Ve son olarak Moskova tecrübesi olan ve Washington’ın en önemli Rusya uzmanlarından Mark Parris (1997-2000) gibi 2000-2001 arası o da Rusya çalışmış, hatta Rusya’yı ABD’nin yeni füze savunma sistemine ikna eden en kritik isimlerden biri olmuş. Ama İsrail’i de çok iyi bilen Parris’in aksine Bass’in Ortadoğu konusunda hiçbir tecrübesi yok.
*
DEMEK istediğim, Ankara için yeni bir profil Bass. İşte bunları sıralayıp, hafta içi görüştüğüm üst düzey bir Amerikan Dışişleri yetkilisine sorduğumda ondan da aynı yanıtı aldım. “Evet farklı bir aday” dedi. “O zaman Bass’ı seçerken kriteriniz neydi” dedim. Her zaman yaptıkları gibi “Siz ne düşünüyorsunuz” deyip topu yine önce bana attı. Ben de “Belki bu farklılıklar bir avantajdır” dedim. “Daha önce tecrübesi yok, bu yüzden Türkiye’yi kendi keşfedecek. Eskiden kalma ilişkileri olmadığı için bagajı da olmayacak. Ayrıca genç, daha az tartışmalı” dedim.
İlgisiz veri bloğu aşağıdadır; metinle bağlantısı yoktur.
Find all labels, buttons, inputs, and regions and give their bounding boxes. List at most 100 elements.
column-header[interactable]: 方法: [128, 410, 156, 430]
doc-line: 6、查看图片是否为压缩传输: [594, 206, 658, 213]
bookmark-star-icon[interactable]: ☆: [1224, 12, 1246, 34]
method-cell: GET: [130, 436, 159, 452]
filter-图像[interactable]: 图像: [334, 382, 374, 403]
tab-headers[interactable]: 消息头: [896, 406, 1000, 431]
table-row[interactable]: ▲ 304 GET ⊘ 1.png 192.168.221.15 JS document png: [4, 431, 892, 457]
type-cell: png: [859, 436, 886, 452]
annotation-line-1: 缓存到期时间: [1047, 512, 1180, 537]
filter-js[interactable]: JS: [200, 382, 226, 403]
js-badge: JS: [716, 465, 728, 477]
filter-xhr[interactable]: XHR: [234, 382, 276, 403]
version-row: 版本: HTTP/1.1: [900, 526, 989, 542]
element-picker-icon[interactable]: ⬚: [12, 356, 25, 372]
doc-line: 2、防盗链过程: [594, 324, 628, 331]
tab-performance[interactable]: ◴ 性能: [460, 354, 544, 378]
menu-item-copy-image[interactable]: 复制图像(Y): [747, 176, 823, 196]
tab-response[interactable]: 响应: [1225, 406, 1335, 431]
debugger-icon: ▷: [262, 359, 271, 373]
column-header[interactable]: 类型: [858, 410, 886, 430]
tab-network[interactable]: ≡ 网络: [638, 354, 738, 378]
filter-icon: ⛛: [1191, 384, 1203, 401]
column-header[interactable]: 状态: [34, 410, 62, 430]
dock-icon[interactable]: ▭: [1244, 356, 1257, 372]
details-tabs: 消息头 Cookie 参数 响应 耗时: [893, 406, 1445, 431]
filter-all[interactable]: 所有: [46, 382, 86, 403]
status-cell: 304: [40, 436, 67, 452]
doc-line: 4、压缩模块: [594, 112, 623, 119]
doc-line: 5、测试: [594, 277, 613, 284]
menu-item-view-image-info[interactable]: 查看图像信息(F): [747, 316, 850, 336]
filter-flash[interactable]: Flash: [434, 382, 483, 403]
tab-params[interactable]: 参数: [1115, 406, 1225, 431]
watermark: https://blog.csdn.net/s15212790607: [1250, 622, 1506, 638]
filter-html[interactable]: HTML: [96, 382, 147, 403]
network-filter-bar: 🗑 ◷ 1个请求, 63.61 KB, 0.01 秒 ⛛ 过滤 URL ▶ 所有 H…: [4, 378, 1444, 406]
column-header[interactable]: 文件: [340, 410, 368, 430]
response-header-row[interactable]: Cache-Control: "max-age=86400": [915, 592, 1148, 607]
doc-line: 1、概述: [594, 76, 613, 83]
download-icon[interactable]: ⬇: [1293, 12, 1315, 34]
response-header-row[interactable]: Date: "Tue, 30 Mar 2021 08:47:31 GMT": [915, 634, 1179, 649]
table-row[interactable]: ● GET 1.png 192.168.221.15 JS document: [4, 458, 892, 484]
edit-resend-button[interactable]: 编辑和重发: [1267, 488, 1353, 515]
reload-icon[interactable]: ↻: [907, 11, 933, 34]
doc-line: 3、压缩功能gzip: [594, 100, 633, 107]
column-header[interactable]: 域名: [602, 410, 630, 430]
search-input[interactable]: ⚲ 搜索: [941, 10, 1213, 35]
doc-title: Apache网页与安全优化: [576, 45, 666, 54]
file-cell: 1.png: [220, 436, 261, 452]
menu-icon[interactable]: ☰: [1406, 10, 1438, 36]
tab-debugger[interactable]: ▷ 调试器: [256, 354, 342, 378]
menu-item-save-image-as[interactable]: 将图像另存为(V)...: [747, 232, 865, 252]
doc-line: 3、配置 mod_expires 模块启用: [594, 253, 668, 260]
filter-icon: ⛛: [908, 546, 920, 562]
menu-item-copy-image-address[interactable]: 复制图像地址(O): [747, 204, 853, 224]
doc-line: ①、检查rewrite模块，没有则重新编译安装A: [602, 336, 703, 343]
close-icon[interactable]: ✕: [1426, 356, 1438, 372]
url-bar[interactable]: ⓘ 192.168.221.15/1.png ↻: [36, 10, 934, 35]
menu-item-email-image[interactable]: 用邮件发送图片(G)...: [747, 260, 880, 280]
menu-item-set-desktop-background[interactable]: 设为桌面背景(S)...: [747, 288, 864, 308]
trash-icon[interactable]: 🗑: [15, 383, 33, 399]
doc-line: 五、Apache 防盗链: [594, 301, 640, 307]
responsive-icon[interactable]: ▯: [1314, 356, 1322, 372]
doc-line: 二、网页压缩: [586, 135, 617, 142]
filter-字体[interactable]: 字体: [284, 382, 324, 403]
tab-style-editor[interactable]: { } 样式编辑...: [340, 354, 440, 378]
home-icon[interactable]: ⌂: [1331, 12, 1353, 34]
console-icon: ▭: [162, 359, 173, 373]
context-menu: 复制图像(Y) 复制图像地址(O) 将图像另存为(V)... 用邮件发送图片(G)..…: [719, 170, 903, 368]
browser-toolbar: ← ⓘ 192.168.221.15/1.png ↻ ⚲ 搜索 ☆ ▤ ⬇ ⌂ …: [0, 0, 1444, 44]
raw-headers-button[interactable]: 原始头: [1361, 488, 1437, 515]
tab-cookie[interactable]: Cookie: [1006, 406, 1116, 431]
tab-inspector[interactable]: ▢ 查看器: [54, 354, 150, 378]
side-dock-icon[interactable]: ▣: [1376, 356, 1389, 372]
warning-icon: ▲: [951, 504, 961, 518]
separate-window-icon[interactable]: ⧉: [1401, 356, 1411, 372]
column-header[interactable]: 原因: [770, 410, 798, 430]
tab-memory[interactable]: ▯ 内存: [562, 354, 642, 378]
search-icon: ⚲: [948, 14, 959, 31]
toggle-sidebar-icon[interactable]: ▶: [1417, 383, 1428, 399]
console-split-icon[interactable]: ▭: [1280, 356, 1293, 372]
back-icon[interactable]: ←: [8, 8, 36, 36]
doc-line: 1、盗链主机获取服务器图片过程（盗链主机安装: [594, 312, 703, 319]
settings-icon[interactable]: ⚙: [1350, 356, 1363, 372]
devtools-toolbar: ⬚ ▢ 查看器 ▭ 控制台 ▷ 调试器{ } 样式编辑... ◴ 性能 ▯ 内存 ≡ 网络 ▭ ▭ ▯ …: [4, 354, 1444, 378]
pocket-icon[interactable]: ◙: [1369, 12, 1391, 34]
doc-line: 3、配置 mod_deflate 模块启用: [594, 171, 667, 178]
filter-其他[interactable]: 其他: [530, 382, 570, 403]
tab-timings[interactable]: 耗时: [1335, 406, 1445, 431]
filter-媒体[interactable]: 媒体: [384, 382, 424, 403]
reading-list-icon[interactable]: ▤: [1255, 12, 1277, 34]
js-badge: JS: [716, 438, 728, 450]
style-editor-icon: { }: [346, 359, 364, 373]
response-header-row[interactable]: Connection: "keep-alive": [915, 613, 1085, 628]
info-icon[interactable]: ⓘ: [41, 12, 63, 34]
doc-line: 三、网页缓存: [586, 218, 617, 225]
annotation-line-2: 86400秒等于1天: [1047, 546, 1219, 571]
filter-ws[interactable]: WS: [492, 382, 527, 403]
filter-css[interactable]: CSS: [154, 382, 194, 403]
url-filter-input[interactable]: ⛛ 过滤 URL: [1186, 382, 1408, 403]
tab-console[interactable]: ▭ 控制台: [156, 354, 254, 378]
“Bagajı olmayacak, güzel bir tanımlama” dedi. “Ve haklısınız, geçmişte tartışılacak tecrübeleri olmadığından Senato’dan onay alması da daha kolay olacak. Ayrıca unutmayın, Bass her sabah 8.30’da Bakan’la toplantı yapan üst düzey Bakanlık görevlileri arasında. Bu ilişki de önemli” dedi.
“Bir de onay meselesi var değil mi” dedim. “Elbette” dedi. “Frank Temmuz’da ayrılmayı düşünüyor. Bu sene ABD’de ara seçim yılı. Senatörler kampanyaları için kentte daha az süre bulunacaklar. Bu da Bass’in Senato’dan alması gereken onayı zorlaştıracak. Her durumda, Ankara’daki pozisyon bir süre boş kalacak. Bunları düşünmek zorundayız” dedi.
*
BASS’ın ardından Ankara’daki Amerikan misyonu nasıl şekillenecek göreceğiz. Kağıt üstündeki farklılıklar işe nasıl yansıyacak ben de merak ediyorum. Ama bir tahmin isterseniz. Yukarıda saydığım eski büyükelçilerin hemen hepsiyle zaman zaman görüşürüz. Ve aralarından görüşlerine en çok değer verdiklerimden biriyle de düzenli olarak onun davetiyle Cosmos Club’da buluşuruz. Sadece üyelerin ve misafirlerinin alındığı özel bir kulüp.
Bass her açıdan farklı derken, bence bu açıdan da öyle olacak. Kafetaryada ayaküstü bitmeyen o konuşmasını düşünüce. Hepsinden öte bir gün emekli olduğunda Washington’daki bir Türk gazeteciyle özel bir kulüpte buluşacak bir diplomat değil gibi. Sanki randevularını o günün popüler lokantası hangisiyse orada verecek biri.